Formation and construction of a multidimensional shock wave for the first order hyperbolic conservation law with smooth initial data

TL;DR

This paper investigates the formation of multidimensional shock waves in first-order hyperbolic conservation laws with smooth initial data, constructing weak solutions beyond blowup time and analyzing shock properties and singularities.

Contribution

It introduces a method to construct local weak entropy solutions after shock formation for multidimensional conservation laws with smooth initial data.

Findings

Shock strength is initially zero and increases over time.

Constructed solutions are not uniformly Lipschitz continuous across the shock surface.
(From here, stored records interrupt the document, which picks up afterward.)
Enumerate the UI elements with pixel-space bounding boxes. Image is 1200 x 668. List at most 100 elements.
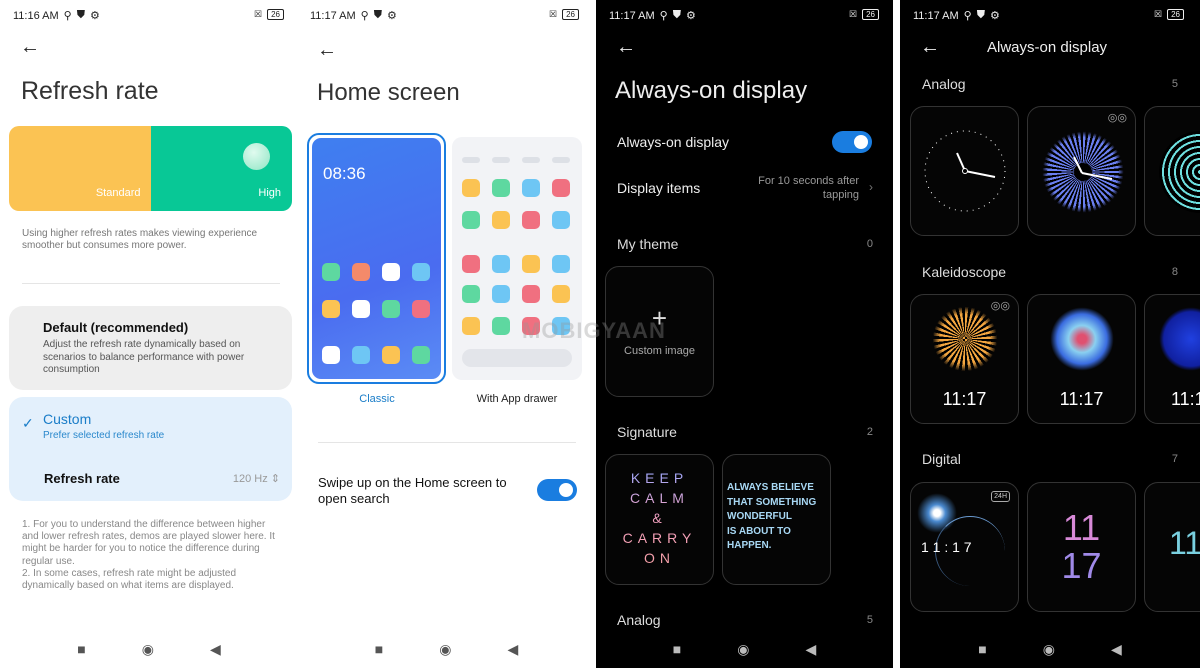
default-option[interactable]: Default (recommended) Adjust the refresh…: [9, 306, 292, 390]
app-icon: [492, 179, 510, 197]
digital-time: 1 1 : 1 7: [921, 539, 972, 555]
battery-icon: 26: [267, 9, 284, 20]
back-arrow-icon[interactable]: ←: [616, 37, 636, 57]
back-nav-icon[interactable]: ◀: [210, 641, 221, 658]
home-icon[interactable]: ◉: [737, 641, 749, 658]
aod-toggle[interactable]: [832, 131, 872, 153]
gear-icon: ⚙: [89, 10, 100, 22]
aod-label: Always-on display: [617, 134, 730, 150]
app-icon: [352, 300, 370, 318]
app-icon: [492, 317, 510, 335]
classic-label: Classic: [359, 393, 395, 405]
demo-ball: [243, 143, 270, 170]
status-bar: 11:16 AM ⚲ ⛊ ⚙: [13, 9, 100, 22]
digital-time: 11:: [1169, 525, 1200, 561]
digital-style-3[interactable]: 11:: [1144, 482, 1200, 612]
signature-keep-calm[interactable]: KEEP CALM & CARRY ON: [605, 454, 714, 585]
sim-icon: ☒: [849, 9, 858, 19]
gear-icon: ⚙: [685, 10, 696, 22]
dot-spiral: [1159, 131, 1200, 213]
recents-icon[interactable]: ■: [978, 641, 986, 658]
back-nav-icon[interactable]: ◀: [1111, 641, 1122, 658]
analog-style-1[interactable]: [910, 106, 1019, 236]
app-icon: [552, 285, 570, 303]
app-icon: [522, 211, 540, 229]
standard-option[interactable]: Standard: [9, 126, 151, 211]
app-icon: [462, 211, 480, 229]
description: Using higher refresh rates makes viewing…: [22, 228, 258, 251]
watermark-logo: MOBIGYAAN: [522, 318, 666, 343]
preview-time: 08:36: [323, 164, 366, 183]
shield-icon: ⛊: [976, 9, 985, 21]
kaleidoscope-count: 8: [1171, 266, 1178, 278]
chevron-right-icon: ›: [869, 180, 873, 194]
digital-label: Digital: [922, 451, 961, 467]
analog-clock-icon: [924, 130, 1006, 212]
back-arrow-icon[interactable]: ←: [20, 37, 40, 57]
recents-icon[interactable]: ■: [673, 641, 681, 658]
default-desc: Adjust the refresh rate dynamically base…: [43, 339, 245, 375]
divider: [318, 442, 576, 443]
custom-title: Custom: [43, 411, 92, 427]
home-icon[interactable]: ◉: [1043, 641, 1055, 658]
back-arrow-icon[interactable]: ←: [920, 37, 940, 57]
swipe-search-label: Swipe up on the Home screen to open sear…: [318, 475, 507, 506]
back-nav-icon[interactable]: ◀: [507, 641, 518, 658]
kaleido-style-2[interactable]: 11:17: [1027, 294, 1136, 424]
page-title: Home screen: [317, 79, 460, 106]
battery-icon: 26: [1167, 9, 1184, 20]
app-icon: [462, 255, 480, 273]
app-icon: [462, 285, 480, 303]
kaleido-style-1[interactable]: ◎◎ 11:17: [910, 294, 1019, 424]
classic-preview: 08:36: [312, 138, 441, 379]
status-bar: 11:17 AM ⚲ ⛊ ⚙: [310, 9, 397, 22]
analog-count: 5: [1171, 78, 1178, 90]
app-icon: [412, 263, 430, 281]
tab-placeholder: [552, 157, 570, 163]
custom-image-label: Custom image: [624, 345, 695, 357]
tab-placeholder: [492, 157, 510, 163]
battery-icon: 26: [562, 9, 579, 20]
divider: [22, 283, 280, 284]
refresh-rate-label: Refresh rate: [44, 471, 120, 486]
kaleido-snowflake: [1050, 307, 1114, 371]
home-icon[interactable]: ◉: [439, 641, 451, 658]
app-icon: [412, 300, 430, 318]
refresh-rate-picker[interactable]: 120 Hz ⇕: [233, 472, 280, 485]
drawer-label: With App drawer: [476, 393, 558, 405]
high-option[interactable]: High: [150, 126, 292, 211]
display-items-row[interactable]: Display items For 10 seconds after tappi…: [596, 172, 893, 206]
kaleido-style-3[interactable]: 11:17: [1144, 294, 1200, 424]
recents-icon[interactable]: ■: [77, 641, 85, 658]
color-variants-icon: ◎◎: [990, 300, 1010, 312]
signature-text: ALWAYS BELIEVE THAT SOMETHING WONDERFUL …: [727, 482, 817, 551]
kaleidoscope-label: Kaleidoscope: [922, 264, 1007, 280]
signature-text: KEEP CALM & CARRY ON: [606, 468, 713, 568]
signature-count: 2: [866, 426, 873, 438]
digital-style-2[interactable]: 11 17: [1027, 482, 1136, 612]
signature-always-believe[interactable]: ALWAYS BELIEVE THAT SOMETHING WONDERFUL …: [722, 454, 831, 585]
app-icon: [522, 179, 540, 197]
recents-icon[interactable]: ■: [375, 641, 383, 658]
app-icon: [322, 263, 340, 281]
back-arrow-icon[interactable]: ←: [317, 40, 337, 60]
back-nav-icon[interactable]: ◀: [805, 641, 816, 658]
analog-label: Analog: [922, 76, 966, 92]
custom-option[interactable]: ✓ Custom Prefer selected refresh rate Re…: [9, 397, 292, 501]
swipe-search-toggle[interactable]: [537, 479, 577, 501]
my-theme-label: My theme: [617, 236, 679, 252]
app-icon: [352, 263, 370, 281]
app-icon: [462, 179, 480, 197]
app-icon: [352, 346, 370, 364]
classic-option[interactable]: 08:36: [307, 133, 446, 384]
custom-desc: Prefer selected refresh rate: [43, 430, 165, 441]
digital-style-1[interactable]: 24H 1 1 : 1 7: [910, 482, 1019, 612]
app-icon: [552, 211, 570, 229]
refresh-rate-selector[interactable]: Standard High: [9, 126, 292, 211]
analog-style-2[interactable]: ◎◎: [1027, 106, 1136, 236]
clock-time: 11:17: [1171, 389, 1200, 409]
home-icon[interactable]: ◉: [142, 641, 154, 658]
my-theme-count: 0: [866, 238, 873, 250]
app-icon: [382, 300, 400, 318]
analog-style-3[interactable]: [1144, 106, 1200, 236]
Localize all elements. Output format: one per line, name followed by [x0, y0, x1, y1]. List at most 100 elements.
Detailed descriptions of solution singularities near the initial blowup curve.

Abstract

In this paper, the problem on formation and construction of a multidimensional shock wave is studied for the first order conservation law $\partial_t u+\partial_x F(u)+\partial_y G(u)=0$ with smooth initial data $u_0(x,y)$. It is well-known that the smooth solution $u$ will blow up on the time $T^*=-\frac{1}{\min{H(\xi,\eta)}}$ when $\min{H(\xi,\eta})<0$ holds for $H(\xi,\eta)=\partial_{\xi}(F'(u_0(\xi,\eta)))+\partial_{\eta}(G'(u_0(\xi,\eta)))$, more precisely, only the first order derivatives $\nabla_{t,x,y}u$ blow up on $t=T^*$ meanwhile $u$ itself is still continuous until $t=T^*$. Under the generic nondegenerate condition of $H(\xi,\eta)$, we construct a local weak entropy solution $u$ for $t\ge T^*$ which is not uniformly Lipschitz continuous on two sides of a shock surface $\Sigma$. The strength of the constructed shock is zero on the initial blowup curve $\Gamma$ and then gradually increases for $t>T^*$. Additionally, in the neighbourhood of $\Gamma$, some detailed and precise descriptions on the singularities of solution $u$ are given.